A coalition of leaders and members of different religious faiths announced in a teleconference on Monday that they are participating in a Fast Action for Immigration Reform, which will include fasting, prayer and actions from now until October 18th, to send a strong message to Congress on the importance of comprehensive immigration reform.
“There is no more important moral issue that our country is facing today that can make a difference for people,” said Rabbi David Saperstein, Director and Counsel of the Religious Action Center of Reform Judaism. Saying that the Jewish community is “the quintessential immigrant community – looking for lands where our families could live in relative freedom,” Saperstein was one of several religious leaders who is part of the Interfaith Immigration Coalition sponsoring the 40-day action.

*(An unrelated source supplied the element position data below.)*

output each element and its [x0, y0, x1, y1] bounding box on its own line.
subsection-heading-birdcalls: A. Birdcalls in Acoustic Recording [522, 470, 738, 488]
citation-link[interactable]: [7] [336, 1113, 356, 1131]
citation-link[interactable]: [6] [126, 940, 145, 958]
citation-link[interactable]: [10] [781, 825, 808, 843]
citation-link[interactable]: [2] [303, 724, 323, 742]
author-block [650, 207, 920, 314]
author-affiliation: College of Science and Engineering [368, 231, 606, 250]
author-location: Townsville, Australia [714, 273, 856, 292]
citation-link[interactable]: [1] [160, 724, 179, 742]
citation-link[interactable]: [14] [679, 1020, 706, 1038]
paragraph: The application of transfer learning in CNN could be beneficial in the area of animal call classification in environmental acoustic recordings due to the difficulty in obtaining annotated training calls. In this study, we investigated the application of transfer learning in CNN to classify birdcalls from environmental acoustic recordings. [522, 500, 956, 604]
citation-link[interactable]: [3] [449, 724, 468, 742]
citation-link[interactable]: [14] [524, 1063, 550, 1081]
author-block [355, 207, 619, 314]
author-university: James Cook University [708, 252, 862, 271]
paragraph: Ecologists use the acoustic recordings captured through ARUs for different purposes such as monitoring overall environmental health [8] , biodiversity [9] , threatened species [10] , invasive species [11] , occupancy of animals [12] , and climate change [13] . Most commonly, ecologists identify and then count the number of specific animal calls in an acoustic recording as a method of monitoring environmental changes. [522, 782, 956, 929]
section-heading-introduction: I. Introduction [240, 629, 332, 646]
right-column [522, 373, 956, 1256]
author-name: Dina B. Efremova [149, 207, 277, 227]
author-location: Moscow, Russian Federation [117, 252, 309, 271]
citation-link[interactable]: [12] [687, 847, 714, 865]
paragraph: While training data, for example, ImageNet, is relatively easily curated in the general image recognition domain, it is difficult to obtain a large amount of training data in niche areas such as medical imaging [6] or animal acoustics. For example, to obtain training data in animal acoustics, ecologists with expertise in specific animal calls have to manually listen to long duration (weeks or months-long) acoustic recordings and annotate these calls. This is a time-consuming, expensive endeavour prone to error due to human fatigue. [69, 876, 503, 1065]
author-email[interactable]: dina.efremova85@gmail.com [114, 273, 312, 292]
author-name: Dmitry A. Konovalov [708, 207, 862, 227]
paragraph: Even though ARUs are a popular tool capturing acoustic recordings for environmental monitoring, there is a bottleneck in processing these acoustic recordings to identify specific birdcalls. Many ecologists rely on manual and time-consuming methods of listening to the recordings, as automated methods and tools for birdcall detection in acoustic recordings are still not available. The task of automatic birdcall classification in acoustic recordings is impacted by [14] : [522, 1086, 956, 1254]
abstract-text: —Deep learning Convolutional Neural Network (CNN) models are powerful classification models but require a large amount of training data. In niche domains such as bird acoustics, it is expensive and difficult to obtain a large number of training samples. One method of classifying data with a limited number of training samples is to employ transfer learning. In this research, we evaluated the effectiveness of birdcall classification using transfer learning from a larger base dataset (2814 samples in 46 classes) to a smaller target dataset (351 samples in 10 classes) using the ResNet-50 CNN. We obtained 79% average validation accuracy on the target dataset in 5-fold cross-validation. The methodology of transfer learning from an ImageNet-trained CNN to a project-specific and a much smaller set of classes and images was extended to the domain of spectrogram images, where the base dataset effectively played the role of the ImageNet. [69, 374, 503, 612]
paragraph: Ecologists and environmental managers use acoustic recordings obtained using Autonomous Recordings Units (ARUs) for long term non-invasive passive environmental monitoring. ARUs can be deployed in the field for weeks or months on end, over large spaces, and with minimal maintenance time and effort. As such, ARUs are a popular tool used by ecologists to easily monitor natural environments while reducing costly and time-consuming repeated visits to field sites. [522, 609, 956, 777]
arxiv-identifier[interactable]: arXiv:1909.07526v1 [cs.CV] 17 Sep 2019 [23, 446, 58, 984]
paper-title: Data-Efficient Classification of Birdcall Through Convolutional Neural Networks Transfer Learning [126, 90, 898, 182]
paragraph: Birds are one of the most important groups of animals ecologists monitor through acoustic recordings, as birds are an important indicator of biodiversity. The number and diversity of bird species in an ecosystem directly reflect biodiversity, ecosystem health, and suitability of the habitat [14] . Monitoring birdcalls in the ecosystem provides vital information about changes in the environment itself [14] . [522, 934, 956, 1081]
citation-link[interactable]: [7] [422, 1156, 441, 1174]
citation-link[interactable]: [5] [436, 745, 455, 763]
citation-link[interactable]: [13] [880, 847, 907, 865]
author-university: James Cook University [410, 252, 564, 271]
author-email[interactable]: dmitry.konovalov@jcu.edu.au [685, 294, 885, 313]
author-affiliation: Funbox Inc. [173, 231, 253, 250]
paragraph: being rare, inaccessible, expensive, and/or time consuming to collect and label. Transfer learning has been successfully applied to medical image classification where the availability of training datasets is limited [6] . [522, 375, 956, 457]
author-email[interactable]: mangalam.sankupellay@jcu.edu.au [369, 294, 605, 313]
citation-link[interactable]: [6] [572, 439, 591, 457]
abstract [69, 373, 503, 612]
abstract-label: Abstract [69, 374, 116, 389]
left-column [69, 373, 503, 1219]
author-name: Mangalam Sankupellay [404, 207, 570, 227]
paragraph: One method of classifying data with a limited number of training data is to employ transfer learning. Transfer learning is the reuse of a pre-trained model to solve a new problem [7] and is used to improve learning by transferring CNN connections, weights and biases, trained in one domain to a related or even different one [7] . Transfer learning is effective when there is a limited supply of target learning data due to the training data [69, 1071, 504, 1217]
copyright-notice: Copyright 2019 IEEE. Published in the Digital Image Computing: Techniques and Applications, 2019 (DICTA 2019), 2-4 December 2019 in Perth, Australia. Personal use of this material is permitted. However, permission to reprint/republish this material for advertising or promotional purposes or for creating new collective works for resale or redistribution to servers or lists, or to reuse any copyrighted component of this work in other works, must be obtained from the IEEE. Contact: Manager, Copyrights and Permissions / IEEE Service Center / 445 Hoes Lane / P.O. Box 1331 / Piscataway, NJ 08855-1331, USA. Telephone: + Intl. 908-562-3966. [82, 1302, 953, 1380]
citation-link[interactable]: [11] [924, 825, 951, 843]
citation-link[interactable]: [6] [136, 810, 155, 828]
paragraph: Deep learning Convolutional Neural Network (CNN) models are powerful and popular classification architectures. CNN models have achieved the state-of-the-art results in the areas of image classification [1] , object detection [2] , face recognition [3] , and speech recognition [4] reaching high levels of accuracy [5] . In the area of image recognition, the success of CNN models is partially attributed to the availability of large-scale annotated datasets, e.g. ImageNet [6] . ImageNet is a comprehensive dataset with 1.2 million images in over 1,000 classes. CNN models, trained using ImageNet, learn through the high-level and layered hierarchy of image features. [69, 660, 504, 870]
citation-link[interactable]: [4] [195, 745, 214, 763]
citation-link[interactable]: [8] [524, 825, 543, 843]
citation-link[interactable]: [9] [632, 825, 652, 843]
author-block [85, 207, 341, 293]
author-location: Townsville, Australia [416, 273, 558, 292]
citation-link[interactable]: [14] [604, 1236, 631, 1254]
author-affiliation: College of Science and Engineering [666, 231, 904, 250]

Sister Simone Campbell, Executive Director of NETWORK, a national Catholic social justice lobby, and leader of the group’s Nuns on the Bus, said her organization has traveled 6,800 miles around the country advocating for changing the nation’s immigration laws. Sister Simone, as she is called, said she met a 19-year-old Latina young woman in Phoenix who is the sole caretaker of her 11-year-old U.S.-born twin siblings because their parents were picked up and subsequently deported on their way home from work. “Families are suffering; it’s urgent because our children are devastated,” she remarked.
The Catholic nun also said immigration changes would be an economic benefit, mentioning a recent National Association of Real Estate Professionals study which found that passing comprehensive legislation is expected to add a pool of 3 million new homeowners. “It would be a huge benefit to our economy,” she said. Sister Simone added that she heard from residents in North Carolina that their state’s economy improved after immigrants moved there from neighboring states like Alabama which had passed restrictive immigration laws.
At issue is whether Congress – specifically the House – will take up immigration legislation as it resumes work in Washington this week. Legislators who have been working on immigration reform legislation, including Idaho Republican Rep. Raúl Labrador and Florida Republican Rep. Mario Díaz-Balart, have said they are worried that issues like Syria may sideline or delay any immigration discussion in the next few months.
But in the call today, Arizona Democratic Congressman Raúl Grijalva said, “We are elected to multitask,” saying there is no reason that Congress cannot focus on immigration reform along with other issues. “In my mind it is the most pressing domestic issue we have,” Grijalva added.
Apart from fasting as well as prayer groups, the members of Fast Action for Immigration Reform say they will be active on social media, write op-eds and continue to put pressure on legislators, especially House Republicans.
“We have to create a compassion surge – we have to raise the issue of immigration reform,” said Sister Carol Zinn, president of the Leadership Conference of Women Religious (LCWR). “As people of faith we have decided – now is the time.”